Here’s the thing about breast reconstruction: I don’t want to maintain it. I’m jaded and apathetic about my breasts. I don’t want to wear a bra when I can’t even feel or experience the parts of my body that it would be supporting. I don’t want to deal with a professional fitting and having to put so much focus and attention on these two foreign objects attached to my chest. I try not think about my breasts at all because I don’t want to be reminded for the majority of my waking day that my own body tried to kill me, and that parts of my body are fake.
I have mourned the loss of my breasts. The first few months after the mastectomies, any contact with them was awkward, and I wanted to keep it at a minimum. I had to pay attention while in the shower because I didn’t feel the soap on my skin, or the softness of the sponge across my chest. What better place to have a good cry, or to reflect on the changes to my life? But then the water shut off, I was dried and dressed, and moving on with the day. It wasn’t something I could—or wanted to—dwell on. What I want from my “foobs” is that they stay in place, fill out my clothing, and cause me no further harm.
It was devastating the first few times I pulled one of the kids in for an embrace and discovered I didn’t feel anything sensory. One time an aunt hugged me tightly at an odd angle, and I had a brief moment of panic that she may have damaged an implant. From a hug. Seriously. People who know I’ve had reconstruction can’t help but glance down at my chest during conversation. I’m not angry about that, it’s inevitable, but as a woman, it puts being self-conscious about my body on a different level. Functionally, birthing more children is out of the question, so there is no remorse over losing the ability to breastfeed. I haven’t forgotten, though, that there are other biological roles that they breasts played in my life, and sexual dysfunction is too taboo to discuss frankly in most circles. Oh, and then there was the time I almost set myself on fire…

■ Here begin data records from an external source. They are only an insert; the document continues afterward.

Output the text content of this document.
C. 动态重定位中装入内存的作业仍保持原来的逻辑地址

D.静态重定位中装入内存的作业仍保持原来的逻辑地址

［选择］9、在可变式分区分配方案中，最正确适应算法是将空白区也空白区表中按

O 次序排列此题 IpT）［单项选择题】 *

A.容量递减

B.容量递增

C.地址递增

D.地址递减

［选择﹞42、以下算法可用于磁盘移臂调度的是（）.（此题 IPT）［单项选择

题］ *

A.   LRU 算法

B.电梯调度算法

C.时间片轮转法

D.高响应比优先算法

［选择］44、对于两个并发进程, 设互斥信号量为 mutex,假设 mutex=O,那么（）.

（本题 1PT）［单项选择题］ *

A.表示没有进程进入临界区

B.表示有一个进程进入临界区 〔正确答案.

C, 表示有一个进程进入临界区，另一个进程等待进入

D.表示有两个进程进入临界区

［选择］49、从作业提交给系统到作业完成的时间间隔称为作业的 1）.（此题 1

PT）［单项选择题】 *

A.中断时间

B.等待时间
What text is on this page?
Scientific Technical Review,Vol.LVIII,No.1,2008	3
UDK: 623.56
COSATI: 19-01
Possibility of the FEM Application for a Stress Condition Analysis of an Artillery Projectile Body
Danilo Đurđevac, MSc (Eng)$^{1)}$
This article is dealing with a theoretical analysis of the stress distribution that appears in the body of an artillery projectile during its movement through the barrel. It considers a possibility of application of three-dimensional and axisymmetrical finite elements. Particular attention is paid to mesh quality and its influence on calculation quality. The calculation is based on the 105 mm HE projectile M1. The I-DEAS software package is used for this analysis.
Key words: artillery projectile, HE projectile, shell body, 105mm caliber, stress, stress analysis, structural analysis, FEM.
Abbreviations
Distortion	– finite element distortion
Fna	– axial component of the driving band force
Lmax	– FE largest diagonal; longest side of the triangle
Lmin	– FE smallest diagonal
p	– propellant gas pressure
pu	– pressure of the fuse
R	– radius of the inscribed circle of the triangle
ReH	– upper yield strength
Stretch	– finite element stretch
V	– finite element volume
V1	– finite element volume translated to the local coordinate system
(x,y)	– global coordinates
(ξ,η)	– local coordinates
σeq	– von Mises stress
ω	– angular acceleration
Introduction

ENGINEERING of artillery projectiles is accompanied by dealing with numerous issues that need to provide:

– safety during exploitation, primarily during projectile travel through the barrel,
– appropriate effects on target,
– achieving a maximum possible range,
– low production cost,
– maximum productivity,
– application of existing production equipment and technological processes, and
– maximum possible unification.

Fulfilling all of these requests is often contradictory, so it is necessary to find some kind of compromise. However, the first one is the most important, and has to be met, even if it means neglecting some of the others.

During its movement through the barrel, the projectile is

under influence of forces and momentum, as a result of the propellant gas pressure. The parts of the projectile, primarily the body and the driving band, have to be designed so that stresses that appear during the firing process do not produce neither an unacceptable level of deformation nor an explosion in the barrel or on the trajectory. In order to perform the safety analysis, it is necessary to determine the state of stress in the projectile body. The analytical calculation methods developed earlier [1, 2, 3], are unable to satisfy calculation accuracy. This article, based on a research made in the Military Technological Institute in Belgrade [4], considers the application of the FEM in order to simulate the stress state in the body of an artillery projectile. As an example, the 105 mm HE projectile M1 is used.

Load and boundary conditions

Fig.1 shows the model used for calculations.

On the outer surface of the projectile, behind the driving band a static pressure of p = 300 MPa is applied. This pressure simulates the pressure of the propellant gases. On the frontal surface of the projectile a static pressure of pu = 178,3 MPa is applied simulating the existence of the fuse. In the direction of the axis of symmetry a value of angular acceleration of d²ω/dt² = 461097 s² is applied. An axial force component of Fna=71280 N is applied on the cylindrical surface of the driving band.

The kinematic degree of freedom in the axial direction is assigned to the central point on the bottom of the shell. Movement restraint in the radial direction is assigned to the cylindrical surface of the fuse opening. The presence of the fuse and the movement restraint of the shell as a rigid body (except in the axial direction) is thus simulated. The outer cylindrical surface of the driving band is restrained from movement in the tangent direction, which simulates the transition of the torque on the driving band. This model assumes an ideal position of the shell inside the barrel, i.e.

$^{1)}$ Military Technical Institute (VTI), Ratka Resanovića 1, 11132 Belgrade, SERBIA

These days, when I lean forward, I can feel the implants lift off of my interior chest wall. I’m concerned that the amount of exercising I’ve been doing is creating a problem with holding the implants in place. The muscles supporting them are pinching and pulling. I woke up during the night last week to pain across my chest. After a few days, the pain dulled into an ache, but it hasn’t gone away. Could this be my ticket out of exercising with weights, even with having osteoporosis? I would jump for joy, but, you know, the whole bouncing breast thing isn’t working for me right now.
So what are my options? Eliminating exercise is not a wise choice, considering the health risks associated with being inactive. Repeat surgeries every few years (I’m speculating here) aren’t appealing, either. Having the implants removed and leaving no doubt to all whom I encounter that I am a breast cancer survivor is a bit scary, too. My breasts offer me no comfort, and they serve no purpose, yet I’m hesitant to let them go.

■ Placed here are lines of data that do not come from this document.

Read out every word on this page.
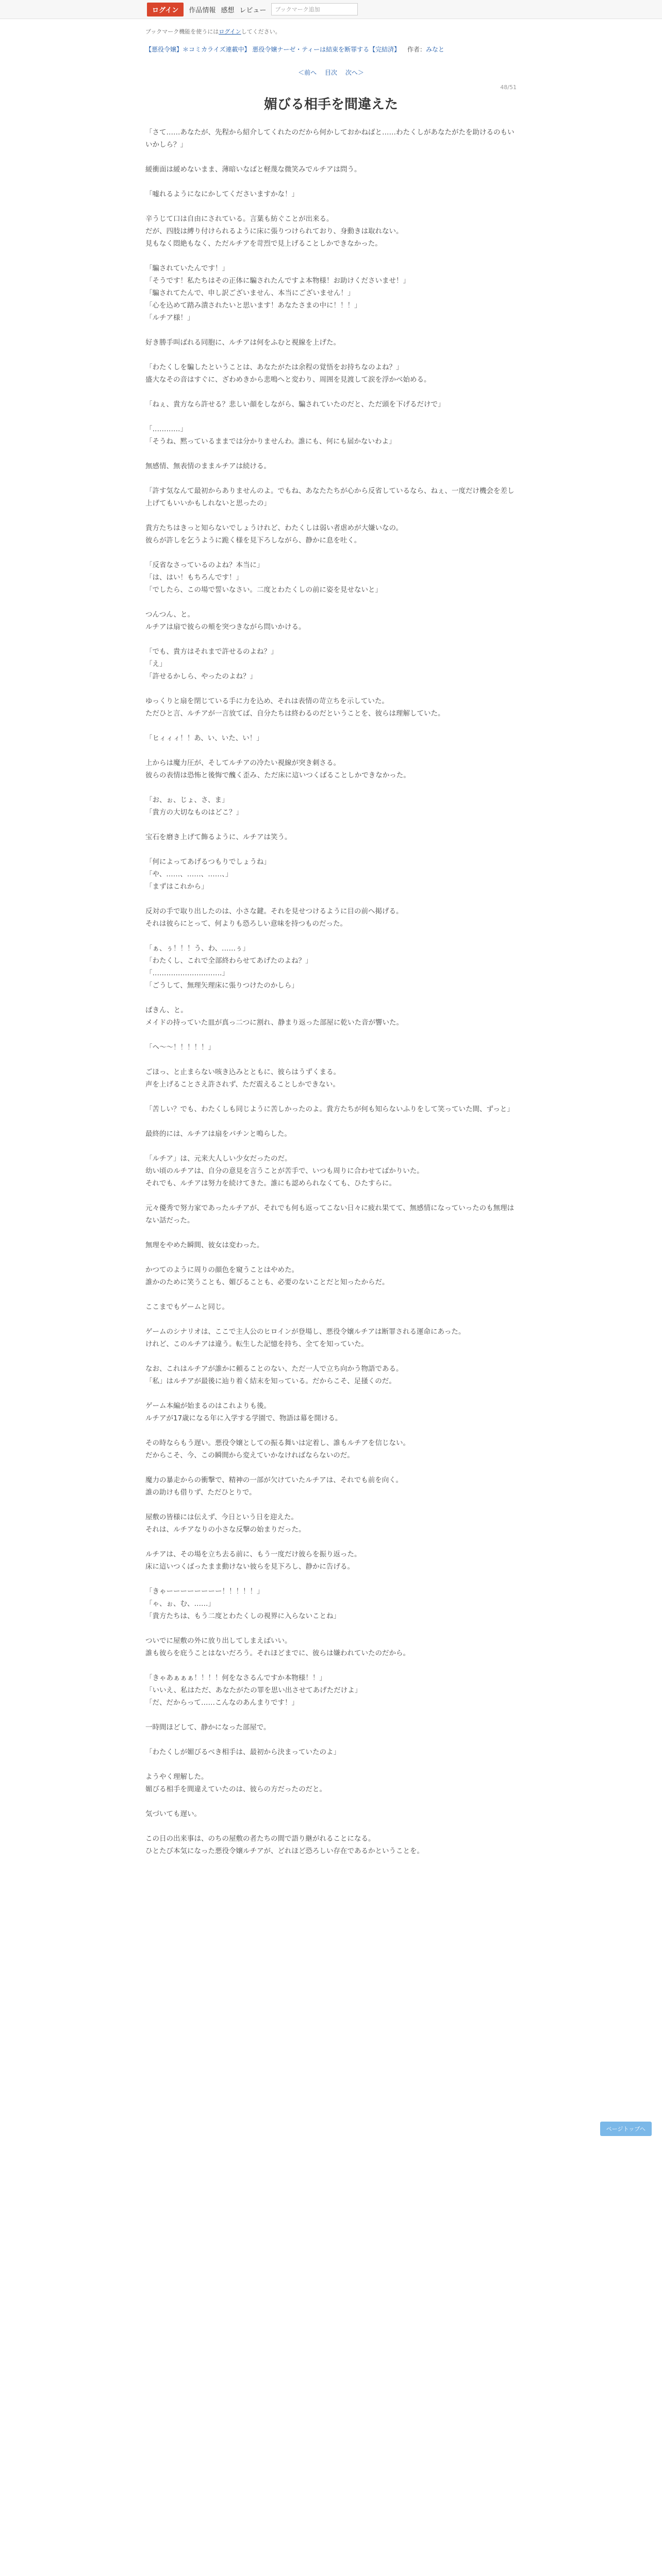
ログイン	作品情報 感想 レビュー	ブックマーク追加
ブックマーク機能を使うにはログインしてください。
【悪役令嬢】＊コミカライズ連載中】 悪役令嬢ナーゼ・ティーは結束を断罪する【完結済】 作者：みなと
＜前へ 目次 次へ＞
48/51
媚びる相手を間違えた

「さて……あなたが、先程から紹介してくれたのだから何かしておかねばと……わたくしがあなたがたを助けるのもいいかしら？」

緩衝面は緩めないまま、薄暗いなばと軽蔑な微笑みでルチアは問う。

「嘘れるようになにかしてくださいますかな！」

辛うじて口は自由にされている。言葉も紡ぐことが出来る。
だが、四肢は縛り付けられるように床に張りつけられており、身動きは取れない。
見もなく悶絶もなく、ただルチアを苛烈で見上げることしかできなかった。

「騙されていたんです！」
「そうです！私たちはその正体に騙されたんですよ本物様！お助けくださいませ！」
「騙されてたんで、申し訳ございません、本当にございません！」
「心を込めて踏み潰されたいと思います！あなたさまの中に！！！」
「ルチア様！」

好き勝手叫ばれる同胞に、ルチアは何をふむと視線を上げた。

「わたくしを騙したということは、あなたがたは余程の覚悟をお持ちなのよね？」
盛大なその音はすぐに、ざわめきから悲鳴へと変わり、周囲を見渡して涙を浮かべ始める。

「ねぇ、貴方なら許せる？悲しい顔をしながら、騙されていたのだと、ただ頭を下げるだけで」

「…………」
「そうね、黙っているままでは分かりませんわ。誰にも、何にも届かないわよ」

無感情、無表情のままルチアは続ける。

「許す気なんて最初からありませんのよ。でもね、あなたたちが心から反省しているなら、ねぇ、一度だけ機会を差し上げてもいいかもしれないと思ったの」

貴方たちはきっと知らないでしょうけれど、わたくしは弱い者虐めが大嫌いなの。
彼らが許しを乞うように跪く様を見下ろしながら、静かに息を吐く。

「反省なさっているのよね？本当に」
「は、はい！もちろんです！」
「でしたら、この場で誓いなさい。二度とわたくしの前に姿を見せないと」

つんつん、と。
ルチアは扇で彼らの頬を突つきながら問いかける。

「でも、貴方はそれまで許せるのよね？」
「え」
「許せるかしら、やったのよね？」

ゆっくりと扇を閉じている手に力を込め、それは表情の苛立ちを示していた。
ただひと言、ルチアが一言放てば、自分たちは終わるのだということを、彼らは理解していた。

「ヒィィィ！！あ、い、いた、い！」

上からは魔力圧が、そしてルチアの冷たい視線が突き刺さる。
彼らの表情は恐怖と後悔で醜く歪み、ただ床に這いつくばることしかできなかった。

「お、ぉ、じょ、さ、ま」
「貴方の大切なものはどこ？」

宝石を磨き上げて飾るように、ルチアは笑う。

「何によってあげるつもりでしょうね」
「や、……、……、……、」
「まずはこれから」

反対の手で取り出したのは、小さな鍵。それを見せつけるように目の前へ掲げる。
それは彼らにとって、何よりも恐ろしい意味を持つものだった。

「ぁ、ぅ！！！う、わ、……ぅ」
「わたくし、これで全部終わらせてあげたのよね？」
「…………………………」
「ごうして、無理矢理床に張りつけたのかしら」

ぱきん、と。
メイドの持っていた皿が真っ二つに割れ、静まり返った部屋に乾いた音が響いた。

「ヘ〜〜！！！！！」

ごほっ、と止まらない咳き込みとともに、彼らはうずくまる。
声を上げることさえ許されず、ただ震えることしかできない。

「苦しい？でも、わたくしも同じように苦しかったのよ。貴方たちが何も知らないふりをして笑っていた間、ずっと」

最終的には、ルチアは扇をパチンと鳴らした。

「ルチア」は、元来大人しい少女だったのだ。
幼い頃のルチアは、自分の意見を言うことが苦手で、いつも周りに合わせてばかりいた。
それでも、ルチアは努力を続けてきた。誰にも認められなくても、ひたすらに。

元々優秀で努力家であったルチアが、それでも何も返ってこない日々に疲れ果てて、無感情になっていったのも無理はない話だった。

無理をやめた瞬間、彼女は変わった。

かつてのように周りの顔色を窺うことはやめた。
誰かのために笑うことも、媚びることも、必要のないことだと知ったからだ。

ここまでもゲームと同じ。

ゲームのシナリオは、ここで主人公のヒロインが登場し、悪役令嬢ルチアは断罪される運命にあった。
けれど、このルチアは違う。転生した記憶を持ち、全てを知っていた。

なお、これはルチアが誰かに頼ることのない、ただ一人で立ち向かう物語である。
「私」はルチアが最後に辿り着く結末を知っている。だからこそ、足掻くのだ。

ゲーム本編が始まるのはこれよりも後。
ルチアが17歳になる年に入学する学園で、物語は幕を開ける。

その時ならもう遅い。悪役令嬢としての振る舞いは定着し、誰もルチアを信じない。
だからこそ、今、この瞬間から変えていかなければならないのだ。

魔力の暴走からの衝撃で、精神の一部が欠けていたルチアは、それでも前を向く。
誰の助けも借りず、ただひとりで。

屋敷の皆様には伝えず、今日という日を迎えた。
それは、ルチアなりの小さな反撃の始まりだった。

ルチアは、その場を立ち去る前に、もう一度だけ彼らを振り返った。
床に這いつくばったまま動けない彼らを見下ろし、静かに告げる。

「きゃーーーーーーーー！！！！！」
「ゃ、ぉ、む、……」
「貴方たちは、もう二度とわたくしの視界に入らないことね」

ついでに屋敷の外に放り出してしまえばいい。
誰も彼らを庇うことはないだろう。それほどまでに、彼らは嫌われていたのだから。

「きゃあぁぁぁ！！！！何をなさるんですか本物様！！」
「いいえ、私はただ、あなたがたの罪を思い出させてあげただけよ」
「だ、だからって……こんなのあんまりです！」

一時間ほどして、静かになった部屋で。

「わたくしが媚びるべき相手は、最初から決まっていたのよ」

ようやく理解した。
媚びる相手を間違えていたのは、彼らの方だったのだと。

気づいても遅い。

この日の出来事は、のちの屋敷の者たちの間で語り継がれることになる。
ひとたび本気になった悪役令嬢ルチアが、どれほど恐ろしい存在であるかということを。

ページトップへ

This is the life of a woman rocked by breast cancer. I have to decide if I want to do what it takes to keep up the appearance of normalcy, or if I want the social stigma of being unconventional and losing that womanly shape so glorified throughout our culture. It’s ironic that I spent my teenage years wishing for breasts. Then, in my early 20s, trying to maximize what I had, and my late 20s/early 30s using them for what they were designed to do. Now in my late 30s, I am contemplating giving them up altogether.